All this time I have been talking of nothing but long holes, and that is to do the course an injustice, for there are some very pleasant short ones. The third is a hole that one might expect to find at Hoylake—a pitch over the angle of a field, which is bounded by walls of turf; it is one of the remnants of the old nine-hole course, and therefore regarded with a jealous and quite justifiable affection. The greens are excellent throughout the course, and the number of people who drive off between sunrise and sunset on a summer’s day shows that Sheringham does not suffer from a lack of popularity.

I should imagine that Brancaster, before golf was introduced there, must have been quite one of the quietest and most rural spots to be found in England. Even now it is wonderfully peaceful, and has a distinct charm and character of its own. We get out at Hunstanton Station, and drive a considerable number of miles along a nice, flat, dull east country road till we get to the tranquil little village, with a church and some pleasant trees and an exceedingly comfortable Dormy House. In front of the village is a stretch of grey-green marsh, and beyond the marsh is a range of sandhills, and that is where the golf is.

The great defect of Brancaster used to be the thinness and poverty of the turf. The holes were splendidly conceived, and the carries blood-curdling; but the sand was so near the surface that the lies were none of the best, and the putting greens sometimes of the worst. I retain a vivid recollection of a visit to Brancaster with a somewhat irascible friend. He greeted me at the Dormy House door with the depressing words:

“It’s utterly impossible to play here. We had better take the next train back.”

“Oh, no,” I said cheerfully. “As we have come here, I think we had better play.”

“Very well,” he rejoined. “Of course, you won’t mind putting with your niblick.

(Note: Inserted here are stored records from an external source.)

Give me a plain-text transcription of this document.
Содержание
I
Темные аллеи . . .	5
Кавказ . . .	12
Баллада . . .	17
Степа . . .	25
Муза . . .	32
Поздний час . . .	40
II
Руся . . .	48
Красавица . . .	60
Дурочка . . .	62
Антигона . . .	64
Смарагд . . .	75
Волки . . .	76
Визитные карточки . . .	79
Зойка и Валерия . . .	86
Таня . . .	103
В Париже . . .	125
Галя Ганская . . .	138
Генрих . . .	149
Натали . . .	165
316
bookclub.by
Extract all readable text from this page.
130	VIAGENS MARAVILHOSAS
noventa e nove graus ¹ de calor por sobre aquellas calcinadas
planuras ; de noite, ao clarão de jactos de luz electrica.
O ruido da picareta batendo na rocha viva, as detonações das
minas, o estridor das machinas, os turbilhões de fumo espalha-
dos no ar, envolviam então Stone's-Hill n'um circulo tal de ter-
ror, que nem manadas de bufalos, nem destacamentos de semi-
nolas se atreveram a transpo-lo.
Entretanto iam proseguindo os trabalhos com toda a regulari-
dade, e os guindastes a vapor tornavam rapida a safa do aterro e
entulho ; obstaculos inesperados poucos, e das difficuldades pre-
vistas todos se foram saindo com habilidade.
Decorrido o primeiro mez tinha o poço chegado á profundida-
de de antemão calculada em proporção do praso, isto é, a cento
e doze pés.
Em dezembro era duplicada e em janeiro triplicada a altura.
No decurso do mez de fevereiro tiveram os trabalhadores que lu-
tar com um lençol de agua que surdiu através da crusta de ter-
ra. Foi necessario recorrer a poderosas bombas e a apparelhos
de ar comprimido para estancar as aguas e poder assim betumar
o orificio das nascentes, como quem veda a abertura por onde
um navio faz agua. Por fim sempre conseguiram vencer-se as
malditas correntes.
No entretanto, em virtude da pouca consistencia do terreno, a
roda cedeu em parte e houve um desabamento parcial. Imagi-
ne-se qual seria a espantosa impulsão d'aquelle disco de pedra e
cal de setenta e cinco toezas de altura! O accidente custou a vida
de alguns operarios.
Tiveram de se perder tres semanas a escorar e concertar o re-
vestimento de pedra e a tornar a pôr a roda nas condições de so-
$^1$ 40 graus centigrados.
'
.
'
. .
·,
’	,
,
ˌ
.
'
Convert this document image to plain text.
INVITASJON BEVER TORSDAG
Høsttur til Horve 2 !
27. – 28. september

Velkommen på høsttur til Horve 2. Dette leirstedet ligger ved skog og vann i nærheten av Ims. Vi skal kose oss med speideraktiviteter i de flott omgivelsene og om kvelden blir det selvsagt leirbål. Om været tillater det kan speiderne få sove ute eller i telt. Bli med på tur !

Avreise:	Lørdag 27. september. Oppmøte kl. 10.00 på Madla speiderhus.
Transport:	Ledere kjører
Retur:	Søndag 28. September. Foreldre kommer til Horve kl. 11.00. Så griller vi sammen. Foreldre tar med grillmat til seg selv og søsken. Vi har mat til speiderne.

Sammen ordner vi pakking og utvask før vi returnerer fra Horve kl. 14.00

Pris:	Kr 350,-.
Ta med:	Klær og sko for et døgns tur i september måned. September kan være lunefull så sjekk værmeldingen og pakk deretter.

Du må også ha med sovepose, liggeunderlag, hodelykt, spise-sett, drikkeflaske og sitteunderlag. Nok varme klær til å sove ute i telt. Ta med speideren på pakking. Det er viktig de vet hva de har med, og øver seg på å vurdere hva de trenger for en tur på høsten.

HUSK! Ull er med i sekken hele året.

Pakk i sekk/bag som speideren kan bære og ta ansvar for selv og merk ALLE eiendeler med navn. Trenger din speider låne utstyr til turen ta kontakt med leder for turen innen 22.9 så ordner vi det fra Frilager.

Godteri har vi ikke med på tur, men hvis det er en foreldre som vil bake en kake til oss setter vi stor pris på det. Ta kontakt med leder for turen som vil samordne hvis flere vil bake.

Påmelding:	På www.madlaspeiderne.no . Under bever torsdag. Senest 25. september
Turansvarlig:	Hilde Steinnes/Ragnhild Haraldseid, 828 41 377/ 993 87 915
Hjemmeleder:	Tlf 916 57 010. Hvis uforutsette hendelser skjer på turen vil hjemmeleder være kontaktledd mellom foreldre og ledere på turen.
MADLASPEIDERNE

A mashie is no good at all.”

We stayed, and personally I enjoyed myself; I don’t think my friend did, and certainly the greens were of a surpassing vileness. All that is changed now, and by some miracle of industry the course is a velvety carpet, and the greens are as of the greens of Sandwich, with plenty of good, holding grass upon them. Good greens are all that Brancaster needed, and now it has got them. Perhaps there is one more thing needed, and that is a stout man with a spade to dig a few more bunkers; but that want, I believe, is in course of being or has actually been remedied by now.